The company also intends to use Rs 13.75 crore of the proceeds to bolster its working capital. This is a common practice in the steel manufacturing industry, where operations often require significant cash to manage inventory and bridge the gap between purchasing raw materials and receiving payments from customers.
Business And Sector Context
The company manufactures Electrical Resistance Welded (ERW) steel pipes, tubes, and hollow sections under the ANUBHAV brand. Its operations are based in two units in Kanpur Dehat, Uttar Pradesh. These products are used in essential infrastructure sectors, including power, telecommunications, construction, and water supply.
Investors should note that the steel pipe and tube industry is highly competitive and sensitive to commodity price changes. Profit margins in this sector often fluctuate based on the price of steel and the demand from infrastructure projects. The ability of the company to maintain margins while expanding capacity and introducing new product lines like solar structures will be a key factor for its long-term financial health.
Understanding SME IPO Risks
This public issue is listed on the BSE SME platform.
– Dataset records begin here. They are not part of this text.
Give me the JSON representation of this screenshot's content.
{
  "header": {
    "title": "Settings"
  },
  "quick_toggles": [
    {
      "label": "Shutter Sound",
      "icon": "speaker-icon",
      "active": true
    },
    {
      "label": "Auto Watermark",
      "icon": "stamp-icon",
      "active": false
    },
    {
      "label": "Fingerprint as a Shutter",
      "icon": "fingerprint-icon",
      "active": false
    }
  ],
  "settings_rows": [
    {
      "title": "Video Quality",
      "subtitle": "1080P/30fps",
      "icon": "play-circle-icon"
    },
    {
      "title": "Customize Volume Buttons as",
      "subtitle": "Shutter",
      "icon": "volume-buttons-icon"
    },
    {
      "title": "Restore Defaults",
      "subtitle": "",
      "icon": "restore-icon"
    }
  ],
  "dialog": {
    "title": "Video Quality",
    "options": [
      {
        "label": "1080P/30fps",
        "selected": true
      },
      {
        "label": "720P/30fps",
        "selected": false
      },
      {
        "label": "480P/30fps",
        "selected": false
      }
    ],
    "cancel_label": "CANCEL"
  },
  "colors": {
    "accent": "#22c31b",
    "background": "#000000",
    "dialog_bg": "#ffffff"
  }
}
Investors should be aware that SME stocks generally have lower trading volumes and liquidity compared to larger companies listed on the main exchange. This means it may sometimes be harder to buy or sell shares quickly. Retail investors who participate in SME IPOs typically look at these as longer-term positions rather than short-term trades.
What Investors Should Track Next
With the subscription period now over, the company will proceed to the share allotment phase on June 24. For those who bid, the next key date is June 26, when the stock is expected to commence trading on the BSE SME platform. Post-listing, the market will monitor whether the company can efficiently execute its expansion plans and manage the increased working capital requirements without putting pressure on its debt levels.